When it came to chess, he was like a child with all his sulks, but an endearing one.

One man show

As a film-maker, he was a one-man army.

He had the final word and no one wanted to start without his nod. Even Cinematographer Jaywant Pathare, whom he blindly trusted, would set up the shot and then say, ‘Dada, ek baar dekh lijiye na.’

Ditto his editor, Das Dhaimade and everyone else.

Even his buddy Raj Kapoor would have a special trial of his films for Hrishida, telling him in Bengali that he had done the best he could, now, it was for him to suggest whatever changes were necessary. And blushingly, Hrishida would oblige.

If you worked with Hrishida, you had to know Bangla as he thought and spoke in Bengali. Even his exchange with Gulzar on the dialogues was in Bengali.

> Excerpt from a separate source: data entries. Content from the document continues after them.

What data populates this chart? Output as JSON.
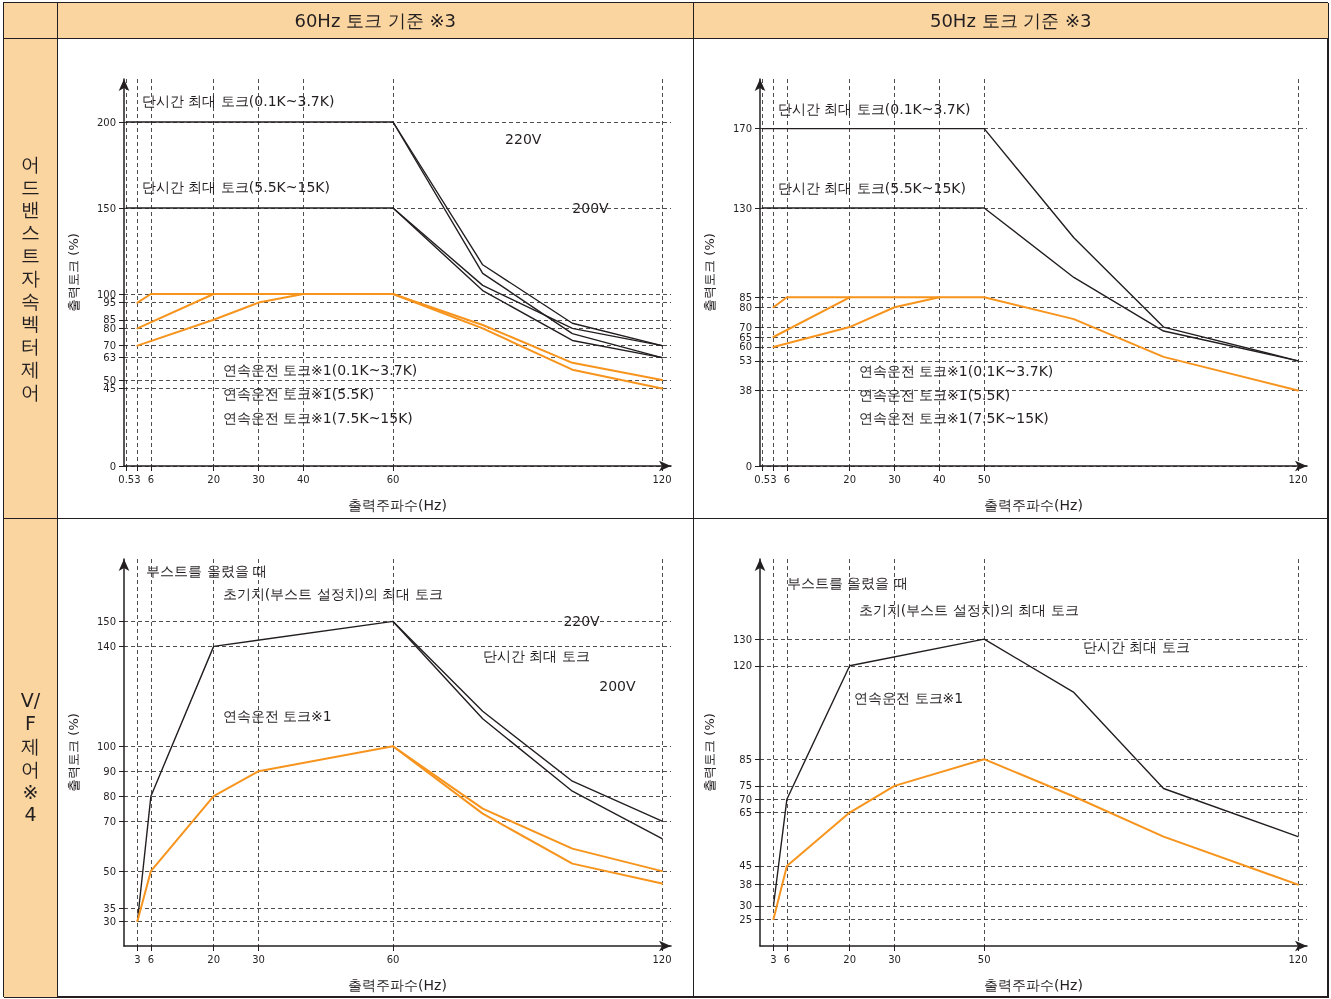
{
  "chart_data": [
    {
      "type": "line",
      "title": "60Hz 토크 기준 ※3",
      "xlabel": "출력주파수(Hz)",
      "ylabel": "출력토크 (%)",
      "xlim": [
        0,
        122
      ],
      "ylim": [
        0,
        225
      ],
      "xticks": [
        0.5,
        3,
        6,
        20,
        30,
        40,
        60,
        120
      ],
      "yticks": [
        0,
        45,
        50,
        63,
        70,
        80,
        85,
        95,
        100,
        150,
        200
      ],
      "grid": true,
      "marker": "none",
      "line_style": "solid",
      "series": [
        {
          "color": "#231f20",
          "x": [
            0.5,
            60,
            80,
            100,
            120
          ],
          "values": [
            200,
            200,
            117,
            83,
            70
          ]
        },
        {
          "color": "#231f20",
          "x": [
            60,
            80,
            100,
            120
          ],
          "values": [
            200,
            112,
            77,
            63
          ]
        },
        {
          "color": "#231f20",
          "x": [
            0.5,
            60,
            80,
            100,
            120
          ],
          "values": [
            150,
            150,
            105,
            80,
            70
          ]
        },
        {
          "color": "#231f20",
          "x": [
            60,
            80,
            100,
            120
          ],
          "values": [
            150,
            102,
            73,
            63
          ]
        },
        {
          "color": "#f7941d",
          "x": [
            3,
            6,
            60,
            80,
            100,
            120
          ],
          "values": [
            95,
            100,
            100,
            82,
            60,
            50
          ]
        },
        {
          "color": "#f7941d",
          "x": [
            60,
            80,
            100,
            120
          ],
          "values": [
            100,
            80,
            56,
            45
          ]
        },
        {
          "color": "#f7941d",
          "x": [
            3,
            20
          ],
          "values": [
            80,
            100
          ]
        },
        {
          "color": "#f7941d",
          "x": [
            3,
            20,
            30,
            40
          ],
          "values": [
            70,
            85,
            95,
            100
          ]
        }
      ],
      "annotations": [
        "어드밴스트 자속 벡터 제어",
        "단시간 최대 토크(0.1K~3.7K)",
        "단시간 최대 토크(5.5K~15K)",
        "220V",
        "200V",
        "연속운전 토크※1(0.1K~3.7K)",
        "연속운전 토크※1(5.5K)",
        "연속운전 토크※1(7.5K~15K)"
      ]
    },
    {
      "type": "line",
      "title": "50Hz 토크 기준 ※3",
      "xlabel": "출력주파수(Hz)",
      "ylabel": "출력토크 (%)",
      "xlim": [
        0,
        122
      ],
      "ylim": [
        0,
        195
      ],
      "xticks": [
        0.5,
        3,
        6,
        20,
        30,
        40,
        50,
        120
      ],
      "yticks": [
        0,
        38,
        53,
        60,
        65,
        70,
        80,
        85,
        130,
        170
      ],
      "grid": true,
      "marker": "none",
      "line_style": "solid",
      "series": [
        {
          "color": "#231f20",
          "x": [
            0.5,
            50,
            70,
            90,
            120
          ],
          "values": [
            170,
            170,
            115,
            70,
            53
          ]
        },
        {
          "color": "#231f20",
          "x": [
            0.5,
            50,
            70,
            90,
            120
          ],
          "values": [
            130,
            130,
            95,
            68,
            53
          ]
        },
        {
          "color": "#f7941d",
          "x": [
            3,
            6,
            50,
            70,
            90,
            120
          ],
          "values": [
            80,
            85,
            85,
            74,
            55,
            38
          ]
        },
        {
          "color": "#f7941d",
          "x": [
            3,
            20
          ],
          "values": [
            65,
            85
          ]
        },
        {
          "color": "#f7941d",
          "x": [
            3,
            20,
            30,
            40
          ],
          "values": [
            60,
            70,
            80,
            85
          ]
        }
      ],
      "annotations": [
        "단시간 최대 토크(0.1K~3.7K)",
        "단시간 최대 토크(5.5K~15K)",
        "연속운전 토크※1(0.1K~3.7K)",
        "연속운전 토크※1(5.5K)",
        "연속운전 토크※1(7.5K~15K)"
      ]
    },
    {
      "type": "line",
      "xlabel": "출력주파수(Hz)",
      "ylabel": "출력토크 (%)",
      "xlim": [
        0,
        122
      ],
      "ylim": [
        20,
        175
      ],
      "xticks": [
        3,
        6,
        20,
        30,
        60,
        120
      ],
      "yticks": [
        30,
        35,
        50,
        70,
        80,
        90,
        100,
        140,
        150
      ],
      "grid": true,
      "marker": "none",
      "line_style": "solid",
      "series": [
        {
          "color": "#231f20",
          "x": [
            3,
            6,
            20,
            60,
            80,
            100,
            120
          ],
          "values": [
            30,
            80,
            140,
            150,
            114,
            86,
            70
          ]
        },
        {
          "color": "#231f20",
          "x": [
            60,
            80,
            100,
            120
          ],
          "values": [
            150,
            111,
            82,
            63
          ]
        },
        {
          "color": "#f7941d",
          "x": [
            3,
            6,
            20,
            30,
            60,
            80,
            100,
            120
          ],
          "values": [
            30,
            50,
            80,
            90,
            100,
            75,
            59,
            50
          ]
        },
        {
          "color": "#f7941d",
          "x": [
            60,
            80,
            100,
            120
          ],
          "values": [
            100,
            73,
            53,
            45
          ]
        }
      ],
      "annotations": [
        "V/F 제어 ※4",
        "부스트를 올렸을 때",
        "초기치(부스트 설정치)의 최대 토크",
        "단시간 최대 토크",
        "220V",
        "200V",
        "연속운전 토크※1"
      ]
    },
    {
      "type": "line",
      "xlabel": "출력주파수(Hz)",
      "ylabel": "출력토크 (%)",
      "xlim": [
        0,
        122
      ],
      "ylim": [
        15,
        160
      ],
      "xticks": [
        3,
        6,
        20,
        30,
        50,
        120
      ],
      "yticks": [
        25,
        30,
        38,
        45,
        65,
        70,
        75,
        85,
        120,
        130
      ],
      "grid": true,
      "marker": "none",
      "line_style": "solid",
      "series": [
        {
          "color": "#231f20",
          "x": [
            3,
            6,
            20,
            50,
            70,
            90,
            120
          ],
          "values": [
            30,
            70,
            120,
            130,
            110,
            74,
            56
          ]
        },
        {
          "color": "#f7941d",
          "x": [
            3,
            6,
            20,
            30,
            50,
            70,
            90,
            120
          ],
          "values": [
            25,
            45,
            65,
            75,
            85,
            71,
            56,
            38
          ]
        }
      ],
      "annotations": [
        "부스트를 올렸을 때",
        "초기치(부스트 설정치)의 최대 토크",
        "연속운전 토크※1",
        "단시간 최대 토크"
      ]
    }
  ]
}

I surprised everyone by learning the language in 15 days. I still speak Bangla with singers like Kumar Sanu, Abhijeet and Sapna Mukherjee.

Jaya also only speaks in Bengali to me.

I found myself a Bengali tutor in Utpal Dutt. He was otherwise an Englishman, but taught me some colloquial phrases.

It’s a painful coincidence that I lost both my father and Hrishida, who was like a father figure on the same day, August 27, 30 years apart.

Papa died suddenly in the US where we had gone for a concert.

After his untimely demise, I had to turn away from my dream of becoming a director and take up singing as a full-time profession as that was what I knew best.

My elder sister was married, but the responsibility of my mother and three younger siblings, who were still studying, fell on me.

Raj uncle and Hrishida really supported me.

I was still assisting him, but a lot had changed.

If I had a show in the evening, I could just take off.

‘I know you have to make a living,’ he would say.

I joined Hrishida when I was 17.

Today, I am 71, and still miss both papa and him so much. He left me with a lifetime of memories.